I was caught up in deep contemplation over the fate of these items, when I walked into the family room to find Anna sitting in a folding chair where our sofa once sat. Phone in hand, in mid text, she looked up at me. She knew what I was wondering. Looking at me with a half smile, she said, "I'm just sitting where I used to sit." She looked around the room and then decided that the chair should be forward about six inches. "There! This is the exact spot where I would have sat if the couch were still here." For a few moments, she needed to remember, as did I.
I went back to work, sorting and questioning all the items from our past. Here was the difficulty. You must divorce yourself from the past. You have to move forward. At the same time, for the sake of your children, you must marry some elements from your past into your future so that they do not lose the sense of who they were for all those years. So, I pack the wedding pictures and the souvenirs. I do not want them, but I need to save them for the girls.
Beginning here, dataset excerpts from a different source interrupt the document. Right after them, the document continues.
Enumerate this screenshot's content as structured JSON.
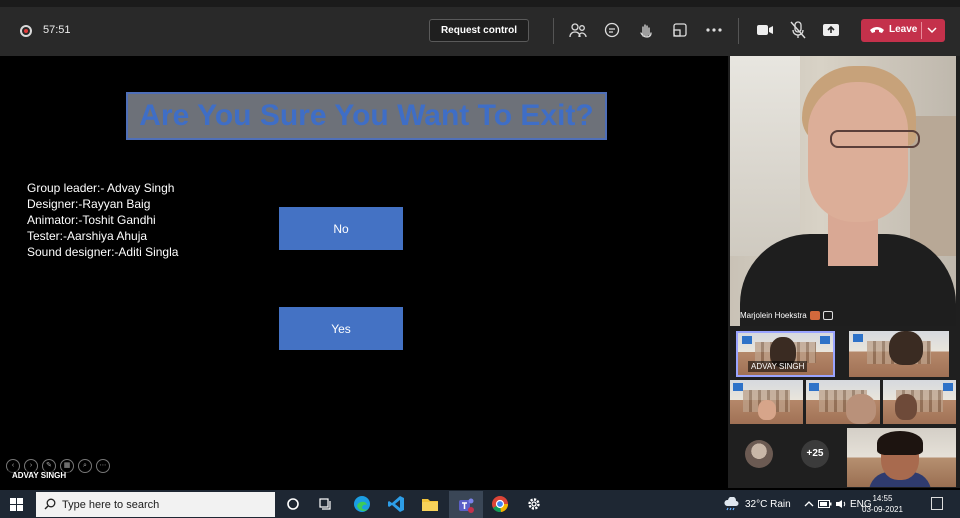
{
  "meeting": {
    "timer": "57:51",
    "request_control_label": "Request control",
    "leave_label": "Leave",
    "colors": {
      "leave": "#c4314b",
      "toolbar": "#292929"
    },
    "toolbar_icons": [
      "people-icon",
      "chat-icon",
      "raise-hand-icon",
      "rooms-icon",
      "more-icon",
      "camera-icon",
      "mic-off-icon",
      "share-icon"
    ]
  },
  "slide": {
    "title": "Are You Sure You Want To Exit?",
    "credits": [
      "Group leader:- Advay Singh",
      "Designer:-Rayyan Baig",
      "Animator:-Toshit Gandhi",
      "Tester:-Aarshiya Ahuja",
      "Sound designer:-Aditi Singla"
    ],
    "no_label": "No",
    "yes_label": "Yes",
    "colors": {
      "title_text": "#3f6ec6",
      "button": "#4472c4"
    }
  },
  "presenter_name": "ADVAY SINGH",
  "participants": {
    "main_speaker": "Marjolein Hoekstra",
    "selected_tile_name": "ADVAY SINGH",
    "more_count": "+25"
  },
  "taskbar": {
    "search_placeholder": "Type here to search",
    "weather": "32°C  Rain",
    "language": "ENG",
    "time": "14:55",
    "date": "03-09-2021"
  }
}
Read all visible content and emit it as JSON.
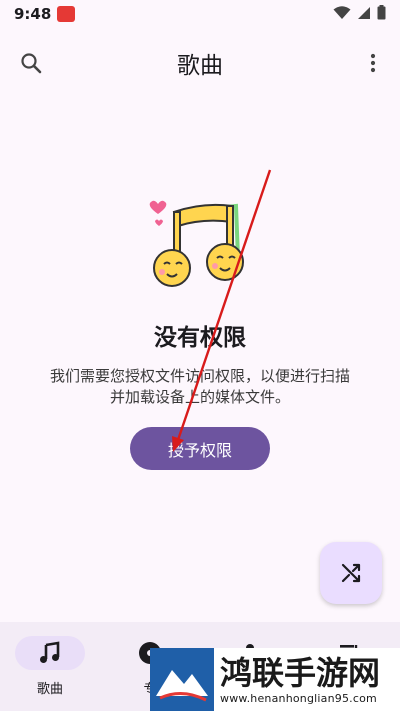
{
  "status_bar": {
    "time": "9:48",
    "app_icon": "app-notification-icon",
    "icons": [
      "wifi-icon",
      "signal-icon",
      "battery-icon"
    ]
  },
  "app_bar": {
    "title": "歌曲",
    "left_icon": "search-icon",
    "right_icon": "more-vert-icon"
  },
  "empty_state": {
    "illustration": "music-note-faces-icon",
    "title": "没有权限",
    "description": "我们需要您授权文件访问权限，以便进行扫描并加载设备上的媒体文件。",
    "button_label": "授予权限"
  },
  "fab": {
    "icon": "shuffle-icon"
  },
  "bottom_nav": {
    "items": [
      {
        "label": "歌曲",
        "icon": "music-note-icon",
        "active": true
      },
      {
        "label": "专",
        "icon": "album-icon",
        "active": false
      },
      {
        "label": "",
        "icon": "artist-icon",
        "active": false
      },
      {
        "label": "",
        "icon": "playlist-icon",
        "active": false
      }
    ]
  },
  "watermark": {
    "title": "鸿联手游网",
    "url": "www.henanhonglian95.com"
  },
  "colors": {
    "background": "#fdf7fd",
    "primary": "#6d549f",
    "fab_bg": "#eaddff",
    "nav_bg": "#f3ecf6",
    "nav_active": "#e9def8",
    "annotation_arrow": "#d81b1b"
  }
}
I realized in that moment, the Ferris Wheel is not temporarily closed. It has been disassembled and is no longer a part of the Fair. It was sad at first, and still is at times. But, my friends and family of old joined me. They held my hand and walked me through the fair, reminding me of things about myself that I had forgotten. Friends of new met me at the Zipper. They encouraged me to find new rides and experience them to the fullest. Then the circus Ringmaster stepped out. He said, "I have so much to show you. You will know fullness of life, like you never dreamed was possible. But, first, my child, you have to walk away from the lonely spot where the Ferris Wheel once sat."
One week later, I walked out of the house. I do not plan to go back there again. I closed the garage door and can now finally close the book. The epilogue was written, tying up loose ends. I heard it hinted of a sequel. I am certain it will be more fulfilling than the first. How is that possible? Because I am not dwelling on the past. I am stepping into the circus with the Ringmaster and anxiously awaiting all that He has planned for me.
Isaiah 43:18-19
“Forget the former things;
do not dwell on the past.
See, I am doing a new thing!
Now it springs up; do you not perceive it?
I am making a way in the desert
and streams in the wasteland.” (NIV)
Don’t be afraid to keep moving on,
For what was before, now has gone,
God wants to accomplish so much more,
But we need to move forward in the Lord.